Despite struggling defensively against Mike Bibby on Friday night against Atlanta , Holiday has shown enough promise to inspire confidence for the future.  

At 6-foot-4, and anywhere between 180-205 pounds (different sources list different weights), Holiday has the size of guards like NBA Rookie of the Year Derrick Rose or fellow rookie Tyreke Evans, allowing him to bully smaller guards like Chris Paul.  And when Lou Williams comes back, Sixers management reportedly were planning on starting Holiday alongside Williams, giving the Sixers a quick, versatile (albeit young) backcourt.

Whether the Sixers opt for "The Answer" or keep the faith in Holiday, Sixers fans should expect the season-long growing pains from Holiday that all NBA rookies go through.  

However, it wouldn't be a surprise to see Holiday live up to the potential that had him ranked in the Top 5 of his stellar high school class.

(For those who want some idea of what Holiday can do, check out this video of some of his high school highlights .  I know, the NBA is a little different than high school,  but keep in mind, Holiday's only 19 years old.  He was  in high school two years ago.  The kid's got a high ceiling.)

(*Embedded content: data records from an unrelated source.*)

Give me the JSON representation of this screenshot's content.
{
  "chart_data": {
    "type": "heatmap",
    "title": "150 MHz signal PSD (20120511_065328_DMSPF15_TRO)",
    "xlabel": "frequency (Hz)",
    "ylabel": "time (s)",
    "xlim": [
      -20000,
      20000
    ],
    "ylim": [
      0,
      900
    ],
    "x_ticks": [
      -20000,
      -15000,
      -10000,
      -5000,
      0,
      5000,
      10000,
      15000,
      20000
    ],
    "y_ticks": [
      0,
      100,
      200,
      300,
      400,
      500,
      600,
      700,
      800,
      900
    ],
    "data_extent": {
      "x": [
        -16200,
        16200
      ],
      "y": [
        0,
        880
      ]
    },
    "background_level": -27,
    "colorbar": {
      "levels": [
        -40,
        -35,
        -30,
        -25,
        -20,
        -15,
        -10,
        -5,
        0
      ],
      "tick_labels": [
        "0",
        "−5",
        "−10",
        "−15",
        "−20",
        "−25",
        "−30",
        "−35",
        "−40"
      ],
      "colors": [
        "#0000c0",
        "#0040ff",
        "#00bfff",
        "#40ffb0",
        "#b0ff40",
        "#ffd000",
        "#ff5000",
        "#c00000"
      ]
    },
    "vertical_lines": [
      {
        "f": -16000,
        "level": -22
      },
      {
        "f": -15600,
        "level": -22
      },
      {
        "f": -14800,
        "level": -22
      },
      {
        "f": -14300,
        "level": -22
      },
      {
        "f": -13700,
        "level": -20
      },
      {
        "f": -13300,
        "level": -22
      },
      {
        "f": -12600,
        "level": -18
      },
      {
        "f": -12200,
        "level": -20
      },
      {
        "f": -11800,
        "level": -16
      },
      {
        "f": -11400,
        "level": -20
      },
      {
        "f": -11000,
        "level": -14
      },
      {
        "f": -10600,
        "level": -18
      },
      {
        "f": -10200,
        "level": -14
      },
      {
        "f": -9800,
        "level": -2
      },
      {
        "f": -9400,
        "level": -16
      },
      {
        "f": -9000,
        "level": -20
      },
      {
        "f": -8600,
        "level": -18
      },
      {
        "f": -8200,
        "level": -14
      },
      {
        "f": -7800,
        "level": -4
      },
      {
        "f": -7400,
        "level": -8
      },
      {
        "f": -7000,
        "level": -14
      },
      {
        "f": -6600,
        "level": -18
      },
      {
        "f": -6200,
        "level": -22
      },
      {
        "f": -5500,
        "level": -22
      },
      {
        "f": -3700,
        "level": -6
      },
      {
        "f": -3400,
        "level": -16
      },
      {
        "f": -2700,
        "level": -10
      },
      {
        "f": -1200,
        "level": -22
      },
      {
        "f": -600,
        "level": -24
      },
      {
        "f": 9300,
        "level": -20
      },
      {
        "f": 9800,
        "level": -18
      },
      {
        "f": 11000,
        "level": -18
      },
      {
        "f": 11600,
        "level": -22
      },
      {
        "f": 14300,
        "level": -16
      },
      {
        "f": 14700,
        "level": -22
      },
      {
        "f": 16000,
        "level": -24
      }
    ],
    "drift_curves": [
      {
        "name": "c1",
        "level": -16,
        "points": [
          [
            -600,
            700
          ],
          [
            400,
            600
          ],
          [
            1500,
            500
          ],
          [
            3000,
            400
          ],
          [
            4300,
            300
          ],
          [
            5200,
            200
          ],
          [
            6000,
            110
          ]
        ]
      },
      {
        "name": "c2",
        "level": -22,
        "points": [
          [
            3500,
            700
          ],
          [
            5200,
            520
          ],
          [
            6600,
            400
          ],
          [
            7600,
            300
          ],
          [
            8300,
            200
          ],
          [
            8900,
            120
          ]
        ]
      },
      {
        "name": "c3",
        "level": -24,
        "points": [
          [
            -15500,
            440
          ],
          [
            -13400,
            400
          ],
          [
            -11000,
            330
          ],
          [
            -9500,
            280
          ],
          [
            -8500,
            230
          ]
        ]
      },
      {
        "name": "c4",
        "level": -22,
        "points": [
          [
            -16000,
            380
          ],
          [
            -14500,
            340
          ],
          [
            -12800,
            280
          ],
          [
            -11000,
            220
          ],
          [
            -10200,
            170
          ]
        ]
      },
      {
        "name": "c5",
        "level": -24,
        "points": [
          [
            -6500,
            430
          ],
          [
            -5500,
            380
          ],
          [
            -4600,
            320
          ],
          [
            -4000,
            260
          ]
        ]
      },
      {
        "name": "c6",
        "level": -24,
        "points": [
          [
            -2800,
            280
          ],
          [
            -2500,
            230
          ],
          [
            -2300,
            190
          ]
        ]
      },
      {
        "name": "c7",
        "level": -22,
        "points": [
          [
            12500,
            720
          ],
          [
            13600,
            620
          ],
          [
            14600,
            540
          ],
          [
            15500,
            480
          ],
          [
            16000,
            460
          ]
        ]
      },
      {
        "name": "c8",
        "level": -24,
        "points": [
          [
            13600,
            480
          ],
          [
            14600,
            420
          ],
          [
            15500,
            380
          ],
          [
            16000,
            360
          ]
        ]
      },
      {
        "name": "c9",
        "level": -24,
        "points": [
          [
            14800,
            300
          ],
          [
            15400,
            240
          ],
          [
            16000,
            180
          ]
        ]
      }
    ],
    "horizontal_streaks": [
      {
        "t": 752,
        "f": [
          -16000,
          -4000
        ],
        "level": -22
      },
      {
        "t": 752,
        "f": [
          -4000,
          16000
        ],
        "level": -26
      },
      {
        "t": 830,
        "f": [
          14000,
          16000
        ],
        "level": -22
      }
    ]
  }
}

If the Sixers opt not to bring back Iverson, it's not necessarily time to panic, or a sign that they're giving up all hope on winning this year.  They're simply committed to developing Holiday into a long-term member of the Sixers' backcourt, and giving him the requisite minutes to allow him to flourish.  

Whatever happens with Iverson, you should enjoy the ride with Holiday.  Not every team has the luxury of developing a potential future All-Star.

(And who's gonna be the first to think of a catchy nickname for Mr. Holiday?)